Снегири на снегу — страница 24 из 56

– Три дня. Где скитался, хлопец, где отлеживался? – сурово спросил Ткачев. – О том, как в лагере для военнопленных оказался, после расскажешь, а сейчас давай про шифровку.

Раненый молчал.

– Ну, чего язык проглотил? Ты учти, что рассусоливать я с тобой не буду. И так вижу, что ты из уголовных. Вот и прикинь – попался нам урка, да какой-то странный: шифрованную записку кому-то несет… Давай-ка побыстрее соображай и колись до жопы.

Заскрипела дверь, впуская поток холодного воздуха.

– Товарищ командир…

– Ну? – раздраженно обернулся Ткачев.

Это был радист – протянул листок. Ткачев быстро пробежал его глазами.

– Так… Ну, вот, – удовлетворенно проговорил и посмотрел на раненого. – Зря молчишь. За шифровку тебе Москва благодарность объявляет. Я тебе даже государственную тайну открою. Подписал шифровку наш человек. Говорил он тебе свой позывной для Москвы? Молчишь… Это правильно – доверяй, но проверяй. Тогда я тебе его сам назову. Вот и проверишь. Если совпадает, то какие сомнения, не так ли? А подписана шифровка так… – Ткачев испытующе уставился в лицо раненому. – «Я-один-двадцать четыре»! Так? И назвался он тебе для того, чтобы тебе поверили те, кому ты шифровку нес, поверили в ее подлинность. Так? Ну что скажешь?

Раненый открыл глаза и попытался скосить их на Ткачева. Еле заметно шевельнулись губы.

– Теперь скажу… Да… Он в лагере… Он сам не смог… Плох совсем…

– А кому ты шифровку нес?

– Через партизан передать… В специальный отряд…

– Вот! Точно по назначению, чертова бабушка, ты и попал! Я же тебе представился и об отряде сказал! – радостно хлопнул себя по коленям Ткачев. – Везун! Как тебя полностью кличут-то, Василий? А то фамилию в бреду ты как-то невнятно бормотал.

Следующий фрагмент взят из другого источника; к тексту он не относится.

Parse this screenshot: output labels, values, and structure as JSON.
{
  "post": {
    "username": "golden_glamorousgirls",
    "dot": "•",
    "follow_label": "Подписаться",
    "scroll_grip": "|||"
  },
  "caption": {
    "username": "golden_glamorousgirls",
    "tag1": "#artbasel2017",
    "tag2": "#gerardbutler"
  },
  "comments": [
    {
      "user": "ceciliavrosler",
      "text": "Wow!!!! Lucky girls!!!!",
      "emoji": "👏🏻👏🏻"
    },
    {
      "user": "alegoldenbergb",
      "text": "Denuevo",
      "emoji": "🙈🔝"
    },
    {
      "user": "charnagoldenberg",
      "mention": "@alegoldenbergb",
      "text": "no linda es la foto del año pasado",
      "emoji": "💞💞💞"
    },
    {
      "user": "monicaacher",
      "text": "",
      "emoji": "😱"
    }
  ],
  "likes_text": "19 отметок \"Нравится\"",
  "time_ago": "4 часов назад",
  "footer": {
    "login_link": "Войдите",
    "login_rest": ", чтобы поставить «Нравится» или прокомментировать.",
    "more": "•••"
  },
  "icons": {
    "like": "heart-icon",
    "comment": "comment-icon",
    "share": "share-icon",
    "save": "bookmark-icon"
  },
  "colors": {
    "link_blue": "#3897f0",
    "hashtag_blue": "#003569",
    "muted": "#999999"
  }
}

– Мятликов. Василий Мятли…

Раненый снова потерял сознание.

Возникший у Ткачева за спиной генерал-Багратионыч решительно скомандовал:

– Попрошу, товарищ командир, на выход! Вы что же, Дмитрий Павлович!.. Попрошу!

ГЛАВА 10. ФЛЯГИН

«Глупейшая и унизительная ситуация! Я – здоровый, полный сил мужчина, старший офицер, майор! – скатился до положения и обличья ледащего пса!» Круминьш ожесточенно шоркал метлой, разгоняя с выложенной бурым кирпичом дорожки серую снежную кашицу. Поравнявшись со скамьей, прислонил метлу к узорному чугунному литью, опустился на сырые, давно почерневшие, но прочные, плотно прилегающие друг к другу деревянные плашки сиденья. Скамья была в точности такой, как и ее сестры на аллеях в сквере над Даугавой. В летние вечера Круминьш любил вальяжно прогуляться по тенистым аллеям, обращая на себя внимание дам щегольским, тщательно подогнанным по фигуре мундиром, украшенным штаб-адъютантскими аксельбантами. Майор кокетливые взгляды игнорировал, предпочитая небрежно расположиться в одиночестве на одной из скамей, выудить из кармана галифе изящный позолоченный портсигар с душистыми турецкими пахитосками и – любоваться, любоваться закатом над Рижским заливом, пуская голубоватые кольца ароматного дыма и покачивая стройной ногой в начищенном до зеркального блеска высоком лаковом сапоге.

Раз в неделю, как правило, в пятницу, Пауль Круминьш совершал свой вечерний променад в штатском. В сгущавшихся сумерках, проводив закат, он посещал неприметное кафе на узенькой и тихой улочке, сбегавшей к гавани. Спускался по гранитным ступенькам в уютную прохладу кафе, заказывал кофе и, полузакрыв глаза, слушал флейту, из которой извлекал божественные звуки томный молодой музыкант с водопадом темных волнистых волос, закрывающих его узкие, нежные плечи. Бледное, одухотворенное лицо молодого человека ассоциировалось у Пауля с мозаичным портретом средневекового менестреля на одном из витражей Домского собора, куда Пауль изредка тоже приходил – на концерты органной музыки.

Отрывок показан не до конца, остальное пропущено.